米ボランティア団体「ブラザーズ・トゥー・ザ・レスキュー」(本部フロリダ州マイアミ)の航空機2機が撃墜されたのは1996年。これが引き金となった対キューバ禁輸措置は、現在に至るまで続いている。
複数の関係者は先週、米連邦検察が96年当時のキューバ国防相だったラウル氏の起訴を検討しているとCNNに語った。米司法省は、犠牲者の追悼式典に合わせてマイアミで20日に発表を行うとしているが、発表内容は明らかにしていない。
ラウル氏起訴に向けた動きは、米トランプ政権がキューバに対する圧力を強め、制裁強化や石油封鎖に乗り出す中で浮上した。
ブラザーズ・トゥー・ザ・レスキューは90年代、船で米国へ渡ろうとするキューバ人を発見して支援するため、定期的に航空機を飛行させていた。
米議会の記録によると、96年2月24日、キューバ沿岸付近でそうした活動を行っていた同団体の航空機2機を、キューバ軍が熱追尾ミサイルで撃墜。米国籍の3人と米国在住者1人が死亡した。もう1機は被害を免れた。
キューバ政府は事件直後、ブラザーズ・トゥー・ザ・レスキューがキューバ政権に対する秘密作戦にかかわっていたとして非難した。米国は即座に否定している。

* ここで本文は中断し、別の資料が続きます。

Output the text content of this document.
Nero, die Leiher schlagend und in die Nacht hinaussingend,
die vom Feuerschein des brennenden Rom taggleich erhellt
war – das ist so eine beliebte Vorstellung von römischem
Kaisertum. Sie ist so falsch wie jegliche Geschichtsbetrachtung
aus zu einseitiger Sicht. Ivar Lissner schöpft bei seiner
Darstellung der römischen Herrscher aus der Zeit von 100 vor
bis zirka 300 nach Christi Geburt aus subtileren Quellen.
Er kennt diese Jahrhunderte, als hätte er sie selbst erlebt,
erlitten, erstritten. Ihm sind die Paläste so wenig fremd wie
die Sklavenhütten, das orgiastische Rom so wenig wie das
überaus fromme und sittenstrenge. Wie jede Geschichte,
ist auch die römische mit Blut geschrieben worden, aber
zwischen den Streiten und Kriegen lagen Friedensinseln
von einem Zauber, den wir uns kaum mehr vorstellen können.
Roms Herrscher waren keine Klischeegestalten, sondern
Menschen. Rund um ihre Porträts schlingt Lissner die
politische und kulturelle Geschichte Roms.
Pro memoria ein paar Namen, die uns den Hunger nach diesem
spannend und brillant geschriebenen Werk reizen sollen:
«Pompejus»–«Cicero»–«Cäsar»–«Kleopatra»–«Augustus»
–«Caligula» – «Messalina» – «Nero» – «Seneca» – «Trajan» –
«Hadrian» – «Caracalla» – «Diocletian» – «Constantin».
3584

米政府によると、ブラザーズ・トゥー・ザ・レスキューの航空機は非武装で、搭乗していたボランティアはキューバ政府や軍、国民にとっての脅威ではなかった。
在米キューバ大使館は19日、X(旧ツイッター)への投稿で、「キューバ領空への侵犯」は単発的な出来事ではなく、「25回を超す重大で意図的かつ組織的な侵犯」の一環だったと強調。「あれは誤算ではなく、国際的な航空安全を脅かす連続的な作戦だった」と位置付けた。
ブラザーズ・トゥー・ザ・レスキュー(既に活動を停止)は、キューバから亡命した反体制派のホセ・バスルト氏が91年に創設した団体。独裁政権から自由になろうとするキューバ人を非暴力的な手段で支援する、民主化推進の人道団体を自称していた。

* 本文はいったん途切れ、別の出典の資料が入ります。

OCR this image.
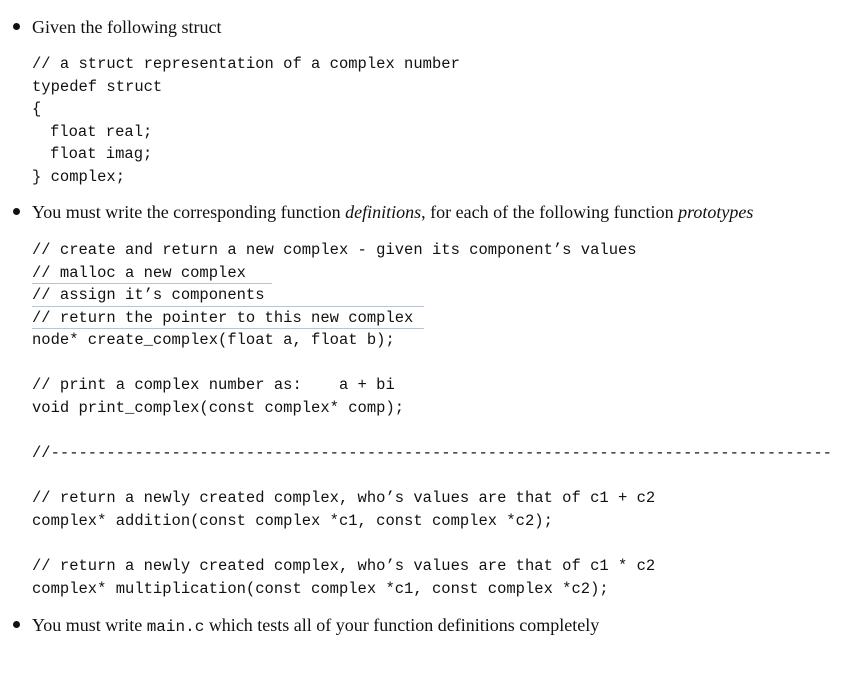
Given the following struct
// a struct representation of a complex number
typedef struct
{
float real;
float imag;
} complex;
You must write the corresponding function definitions, for each of the following function prototypes
// create and return a new complex - given its component’s values
// malloc a new complex
// assign it’s components
// return the pointer to this new complex
node* create_complex(float a, float b);
// print a complex number as:    a + bi
void print_complex(const complex* comp);
//------------------------------------------------------------------------------------
// return a newly created complex, who’s values are that of c1 + c2
complex* addition(const complex *c1, const complex *c2);
// return a newly created complex, who’s values are that of c1 * c2
complex* multiplication(const complex *c1, const complex *c2);
You must write main.c which tests all of your function definitions completely
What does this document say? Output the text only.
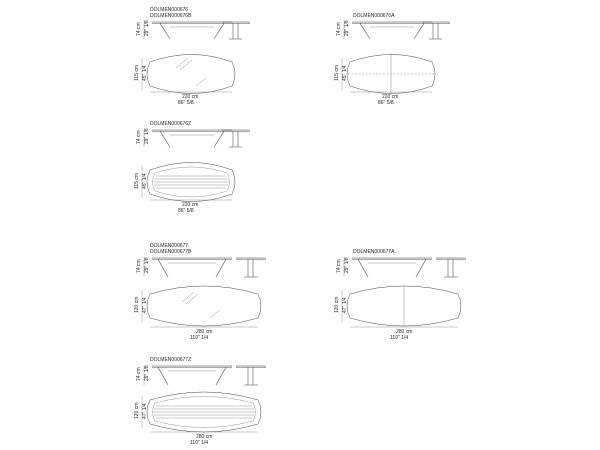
DOLMEN000676
DOLMEN000676B
74 cm 29" 1/8
115 cm 45" 1/4
220 cm
86" 5/8
DOLMEN000676A
74 cm 29" 1/8
115 cm 45" 1/4
220 cm
86" 5/8
DOLMEN000676Z
74 cm 29" 1/8
115 cm 45" 1/4
220 cm
86" 5/8
DOLMEN000677
DOLMEN000677B
74 cm 29" 1/8
120 cm 47" 1/4
280 cm
110" 1/4
DOLMEN000677A
74 cm 29" 1/8
120 cm 47" 1/4
280 cm
110" 1/4
DOLMEN000677Z
74 cm 29" 1/8
120 cm 47" 1/4
280 cm
110" 1/4
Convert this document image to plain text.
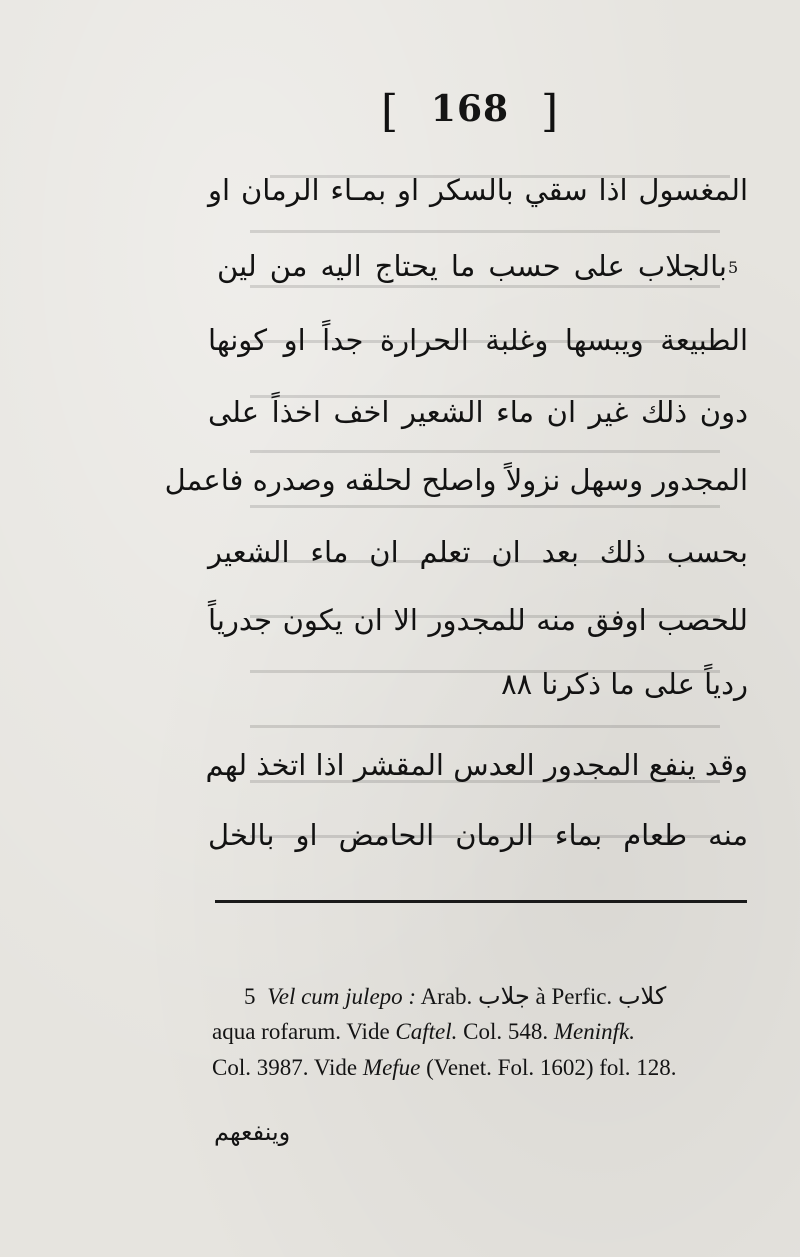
[ 168 ]
المغسول اذا سقي بالسكر او بمـاء الرمان او
بالجلاب على حسب ما يحتاج اليه من لين 5
الطبيعة ويبسها وغلبة الحرارة جداً او كونها
دون ذلك غير ان ماء الشعير اخف اخذاً على
المجدور وسهل نزولاً واصلح لحلقه وصدره فاعمل
بحسب ذلك بعد ان تعلم ان ماء الشعير
للحصب اوفق منه للمجدور الا ان يكون جدرياً
ردياً على ما ذكرنا ٨٨
وقد ينفع المجدور العدس المقشر اذا اتخذ لهم
منه طعام بماء الرمان الحامض او بالخل
5 Vel cum julepo : Arab. جلاب à Perfic. كلاب
aqua rofarum. Vide Caftel. Col. 548. Meninfk.
Col. 3987. Vide Mefue (Venet. Fol. 1602) fol. 128.
وينفعهم
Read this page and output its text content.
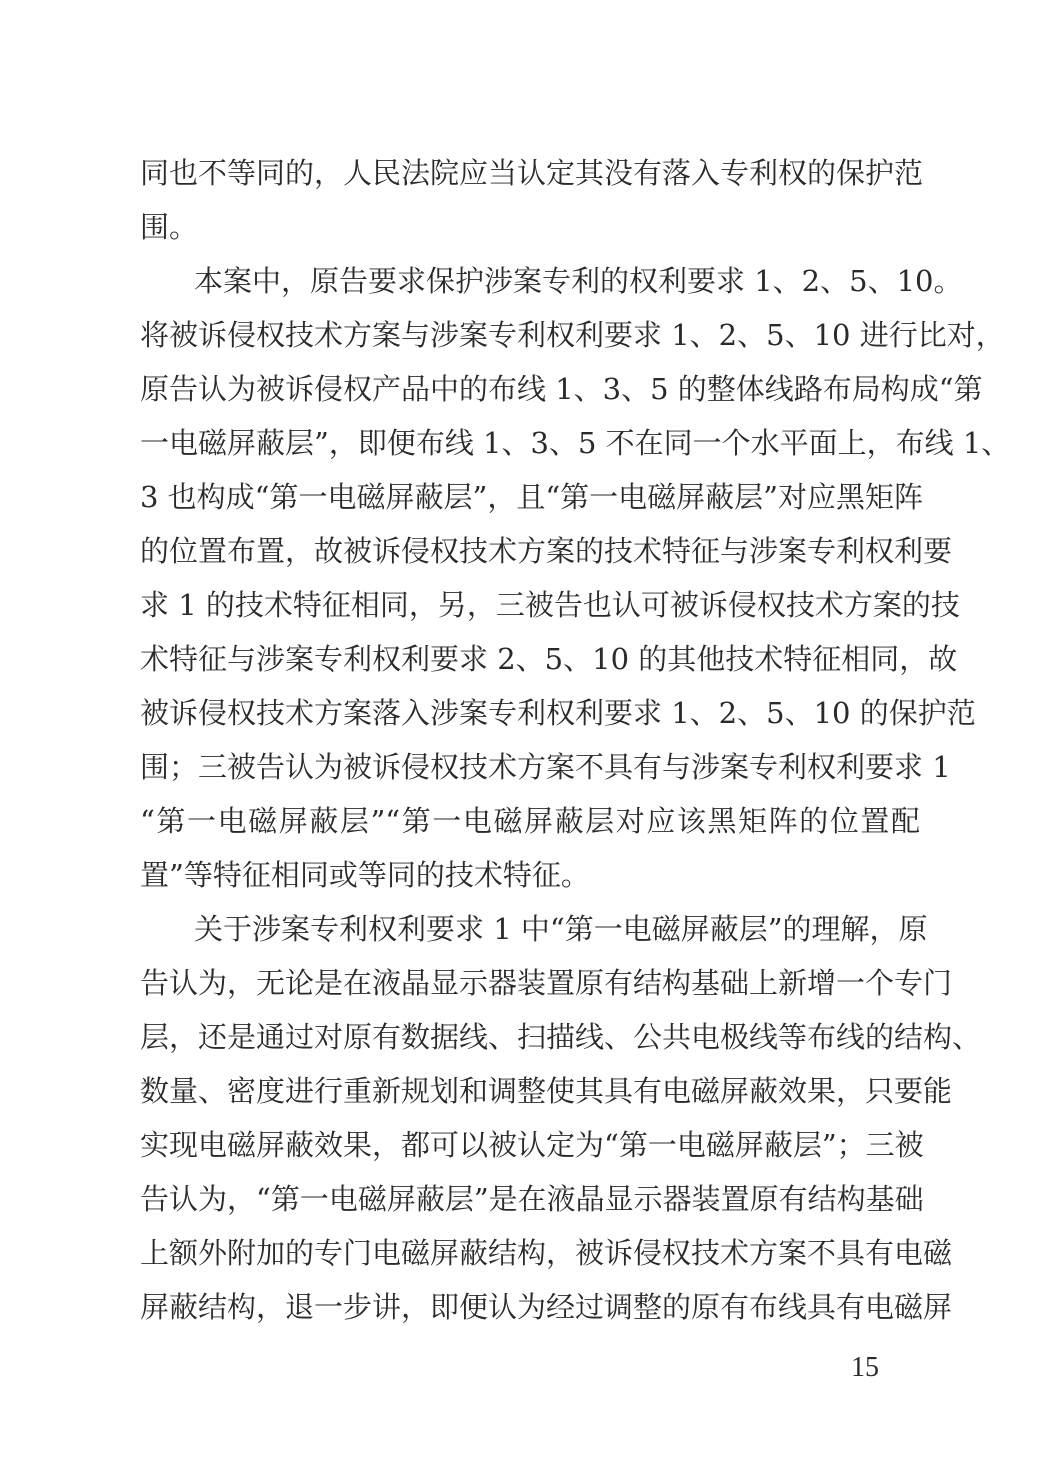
同也不等同的，人民法院应当认定其没有落入专利权的保护范
围。
本案中，原告要求保护涉案专利的权利要求 1、2、5、10。
将被诉侵权技术方案与涉案专利权利要求 1、2、5、10 进行比对，
原告认为被诉侵权产品中的布线 1、3、5 的整体线路布局构成“第
一电磁屏蔽层”，即便布线 1、3、5 不在同一个水平面上，布线 1、
3 也构成“第一电磁屏蔽层”，且“第一电磁屏蔽层”对应黑矩阵
的位置布置，故被诉侵权技术方案的技术特征与涉案专利权利要
求 1 的技术特征相同，另，三被告也认可被诉侵权技术方案的技
术特征与涉案专利权利要求 2、5、10 的其他技术特征相同，故
被诉侵权技术方案落入涉案专利权利要求 1、2、5、10 的保护范
围；三被告认为被诉侵权技术方案不具有与涉案专利权利要求 1
“第一电磁屏蔽层”“第一电磁屏蔽层对应该黑矩阵的位置配
置”等特征相同或等同的技术特征。
关于涉案专利权利要求 1 中“第一电磁屏蔽层”的理解，原
告认为，无论是在液晶显示器装置原有结构基础上新增一个专门
层，还是通过对原有数据线、扫描线、公共电极线等布线的结构、
数量、密度进行重新规划和调整使其具有电磁屏蔽效果，只要能
实现电磁屏蔽效果，都可以被认定为“第一电磁屏蔽层”；三被
告认为，“第一电磁屏蔽层”是在液晶显示器装置原有结构基础
上额外附加的专门电磁屏蔽结构，被诉侵权技术方案不具有电磁
屏蔽结构，退一步讲，即便认为经过调整的原有布线具有电磁屏
15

フロリダ州マイアミのオレンジボウルでは1996年3月2日、撃墜された「ブラザーズ・トゥ・ザ・レスキュー」のパイロット4人を追悼する式典が開催された/Manny Hernandez/Hulton Archive/Getty Images
96年の撃墜についてはラウル氏の兄フィデル・カストロ氏が、キューバ領空を侵犯した航空機の撃墜は自分が軍に命じたと述べていた。これに対して米国は、2機が撃墜されたのは国際空域だったと主張した。

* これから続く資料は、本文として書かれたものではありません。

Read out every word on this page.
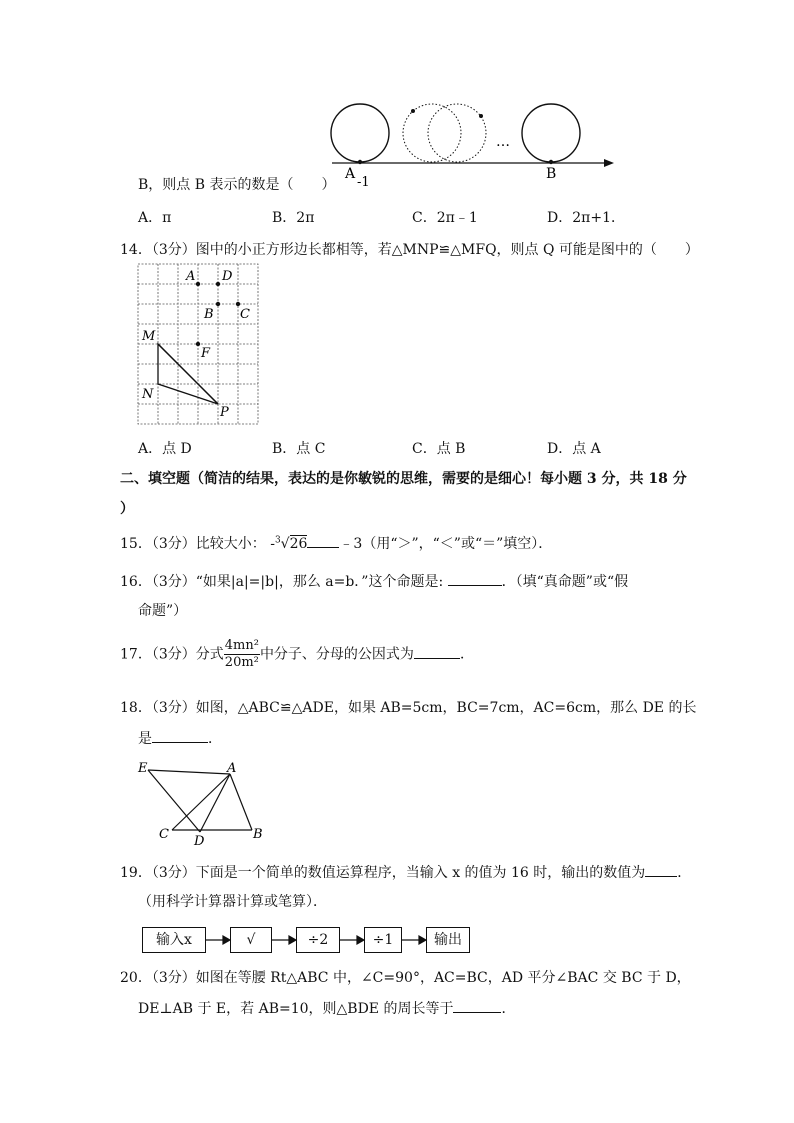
…
A
-1
B
B，则点 B 表示的数是（　　）
A．π	B．2π	C．2π﹣1	D．2π+1．
14．（3分）图中的小正方形边长都相等，若△MNP≌△MFQ，则点 Q 可能是图中的（　　）
A D
B C
M
F
N
P
A．点 D	B．点 C	C．点 B	D．点 A
二、填空题（简洁的结果，表达的是你敏锐的思维，需要的是细心！每小题 3 分，共 18 分
）
15．（3分）比较大小： -$^3$√26 ﹣3（用“＞”，“＜”或“＝”填空）．
16．（3分）“如果|a|=|b|，那么 a=b．”这个命题是:	．（填“真命题”或“假
命题”）
17．（3分）分式 $\frac{\text{4mn²}}{\text{20m²}}$ 中分子、分母的公因式为	．
18．（3分）如图，△ABC≌△ADE，如果 AB=5cm，BC=7cm，AC=6cm，那么 DE 的长
是	．
E	A
C D	B
19．（3分）下面是一个简单的数值运算程序，当输入 x 的值为 16 时，输出的数值为 ．
（用科学计算器计算或笔算）．
输入x	√	÷2	÷1	输出
20．（3分）如图在等腰 Rt△ABC 中，∠C=90°，AC=BC，AD 平分∠BAC 交 BC 于 D，
DE⊥AB 于 E，若 AB=10，则△BDE 的周长等于	．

当時の国連安全保障理事会キューバ代表は、2機が撃墜される前にキューバの領空を侵犯していたことを裏付ける証拠があると主張。キューバ当局は両機に対して翼を揺らすなどの警告を発したが、無視されたと語っていた。
フィデル・カストロ氏は2010年9月、ハバナで演説を行い、地域監視組織「革命防衛委員会」の設立50周年を記念した(Cubavision)
フィデル氏が2016年に死去した後、キューバ系米国人の議員らは司法省に対し、後継者で弟のラウル氏の起訴を働きかけていた。マリオ・ディアス・バラルト下院議員らは2月にパム・ボンディ司法長官(当時)に宛てた書簡の中で、ラウル氏が撃墜を命じたことを示唆する無線通信記録などの証拠があると主張した。
ただ、キューバ国民の中には、当時の政府の行動は国家の安全を守るためだったとしてラウル氏の起訴に反対する声がある。